The scholarship fund will cover the costs for tuition, accommodation, study materials and living expenses at institutions where beneficiaries have gained admission to pursue a course of study in the TV & film disciplines in the 2022 academic year.
The Netflix CESF is targeted for rollout across the region in the academic year commencing in 2022, starting with an open call for applications in the Southern African Development Community (SADC) region, in partnership with social investment fund management and advisory firm Tshikululu Social Investments (https://bit.ly/3qLORX2) as implementing partner/fund administrator in Southern Africa. Fund administration partners for East Africa and the West and Central Africa regions will be announced in due course.
“Netflix is excited by the potential of the next generation of storytellers and we’re committed to investing in the future of African storytelling in the long-term,” says Ben Amadasun, Netflix Director of Content in Africa. “We believe there are great stories to be told from Africa and we want to play our part by supporting students who are passionate about the film and TV industry so they too, can ultimately contribute to the creative ecosystem by bringing more unique voices and diverse perspectives to African storytelling that our global audiences find appealing.”
How it works:
The Netflix CESF is designed to provide financial assistance, through full scholarships, at partner higher educational institutions (HEI) in South Africa to support the formal qualification and training of aspiring creatives from a SADC region country that wish to study in South Africa, and are able to obtain the necessary permissions to do so.
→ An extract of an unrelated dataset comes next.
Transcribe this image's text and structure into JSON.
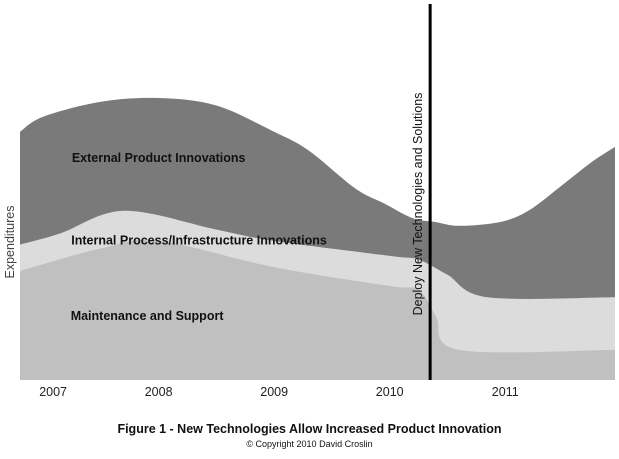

The following countries will be eligible: Angola, Botswana, Comoros, Democratic Republic of Congo, Eswatini, Lesotho, Madagascar, Malawi, Mauritius, Mozambique, Namibia, Seychelles, South Africa, Tanzania, Zambia and Zimbabwe.
In the SADC region, the fund will be available to students who have obtained admission to study in various film & TV-focused disciplines, for the 2022 academic year, at the following partner institutions:
- AACA Film and Acting School
- Boston Media House
- Cape Peninsula University of Technology (CPUT)
- City Varsity
- Durban University of Technology (DUT)
- Tshwane University of Technology (TUT)
- University of Cape Town (UCT)
- University of Johannesburg (UJ)
- University of KwaZulu-Natal (UKZN)
- University of Pretoria (UP)
- University of the Witwatersrand (Wits)
Students interested in applying for scholarships for the 2022 academic year will be able to find additional information, application criteria, a list of partner higher education institutions (HEI) and will be able to apply online on our fund manager and advisory partner, Tshikululu’s website. Applications are now open until 04 February 2022 at 23h59 CAT.
The Netflix CESF will also benefit students from other parts of Africa – particularly East Africa as well as West and Central Africa. Fund administration partners for East Africa and the West and Central Africa regions will be announced, along with the calls for applications, in due course.